100 years later: The importance of economic freedom to women’s right to vote
This week marks a momentous occasion: 100 years of women’s suffrage in the United States. The adoption of the 19th Amendment on Aug. 26, 1920, was the culmination of a decades-long and often controversial struggle to extend voting rights to women. Jim Crow laws, poll taxes and barriers to attaining citizenship would prevent many residents of the United States from casting their ballots for at least another 50 years, and still today every major election raises questions of whether voting is as accessible as it should be. Yet the 19th Amendment remains one of the great democratizations in American history, and an important step forward for the idea that the institutions of a free society should be open to all voices.
Considering women’s suffrage in the context of a free democratic society is a valuable reminder that the spirit of the women’s suffrage movement was not just about voting. More fundamentally, it was about women being able to participate fully in life in as open and self-directed a manner as their brothers, fathers and husbands. In other words, women deserved to share in American independence; to be free to make their own decisions and to take responsibility for choosing their paths in life.

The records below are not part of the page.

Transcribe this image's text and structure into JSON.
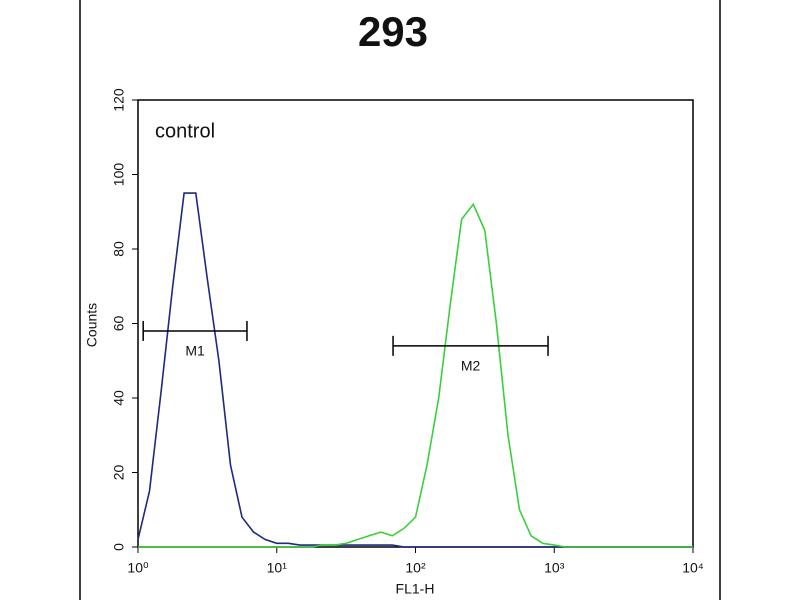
{
  "chart_data": {
    "type": "histogram-line",
    "title": "293",
    "x_label": "FL1-H",
    "y_label": "Counts",
    "x_scale": "log",
    "xlim": [
      1,
      10000
    ],
    "ylim": [
      0,
      120
    ],
    "xticks": [
      {
        "value": 1,
        "label": "10⁰"
      },
      {
        "value": 10,
        "label": "10¹"
      },
      {
        "value": 100,
        "label": "10²"
      },
      {
        "value": 1000,
        "label": "10³"
      },
      {
        "value": 10000,
        "label": "10⁴"
      }
    ],
    "yticks": [
      0,
      20,
      40,
      60,
      80,
      100,
      120
    ],
    "x": [
      1,
      1.21,
      1.47,
      1.78,
      2.15,
      2.61,
      3.16,
      3.83,
      4.64,
      5.62,
      6.81,
      8.25,
      10,
      12.1,
      14.7,
      17.8,
      21.5,
      26.1,
      31.6,
      38.3,
      46.4,
      56.2,
      68.1,
      82.5,
      100,
      121,
      147,
      178,
      215,
      261,
      316,
      383,
      464,
      562,
      681,
      825,
      1000,
      1210,
      1470,
      1780,
      2150,
      2610,
      3160,
      3830,
      4640,
      5620,
      6810,
      8250,
      10000
    ],
    "series": [
      {
        "name": "control",
        "color": "#1c2a80",
        "values": [
          2,
          15,
          42,
          70,
          95,
          95,
          72,
          50,
          22,
          8,
          4,
          2,
          1,
          1,
          0.5,
          0.5,
          0.5,
          0.5,
          0.5,
          0.5,
          0.5,
          0.5,
          0.5,
          0,
          0,
          0,
          0,
          0,
          0,
          0,
          0,
          0,
          0,
          0,
          0,
          0,
          0,
          0,
          0,
          0,
          0,
          0,
          0,
          0,
          0,
          0,
          0,
          0,
          0
        ]
      },
      {
        "color": "#3ccf3c",
        "values": [
          0,
          0,
          0,
          0,
          0,
          0,
          0,
          0,
          0,
          0,
          0,
          0,
          0,
          0,
          0,
          0,
          0.5,
          0.5,
          1,
          2,
          3,
          4,
          3,
          5,
          8,
          22,
          40,
          65,
          88,
          92,
          85,
          60,
          30,
          10,
          3,
          1,
          0.5,
          0,
          0,
          0,
          0,
          0,
          0,
          0,
          0,
          0,
          0,
          0,
          0
        ]
      }
    ],
    "markers": [
      {
        "label": "M1",
        "x": [
          1.09,
          6.1
        ],
        "y": 58
      },
      {
        "label": "M2",
        "x": [
          68.9,
          902
        ],
        "y": 54
      }
    ]
  }
}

The kind of independence the suffrage movement fought for requires not just political freedom, but also economic freedom. Economic freedom is nothing more or less than the ability to make decisions for yourself about how you will allocate your time, resources and energy. In other words, can you choose where you will live? With whom you will live? Whether you will start a business, get an education, or work for wages? How you will spend your days? Limitations on economic freedom are barriers in the way of being able to exercise choice over these deeply personal, life-constructing decisions.
Although they used different language, the suffragettes’ concern about issues of economic liberty is clearly reflected by the 1848 Seneca Falls Convention — the first major women’s rights convention, often considered the jumping-off point for first wave feminism and the suffrage movement. Elizabeth Cady Stanton’s “Declaration of Sentiments” included women’s access to property rights and economic opportunity right along with suffrage in its list of the “long train of abuses and usurpations” that women endured under patriarchal political institutions.
Modeled after the Declaration of Independence and written in the same revolutionary spirit, the “Declaration” denounces women’s loss of legal independence upon marriage; married women’s inability to own property separately from their husbands; married men’s ability to use physical restraint and deny divorce; women’s exclusion from institutions of higher education and skilled professions; and attitudes that considered women to be less capable, less responsible and inevitably dependent upon men.
One vital lesson from American history is how intertwined economic and political freedom were and continue to be. When women could work for a living and keep their own wages, they could choose to put those resources towards causes that mattered to them. When women gained access to higher education, they gained practical opportunities — for example, to choose between work and marriage — but they also made it more difficult for the world around them to justify limiting their professional, political and intellectual roles.
Many of the limits on political and economic freedom that American women faced in the 19th century continue to serve as obstacles for women around the world. There are still women who are denied not just political rights, but also the education, economic opportunity and freedom of movement to be able to advocate for themselves and for reform. The World Bank’s report on “Women, Business, and the Law” provides a high-level overview of the restrictions on women’s economic and political rights that persist throughout the world today.
Voting may or may not have much of an impact on your day-to-day life. But living in a society that considers you to be equally deserving of the freedom to make your own decisions as those living around you is of critical importance. In order for women around the world to have the same opportunities that we have enjoyed over the past 100 years in the United States, political equality is essential, but not enough. Women must also have the economic freedom to work, buy, sell, move, hustle and advocate for themselves.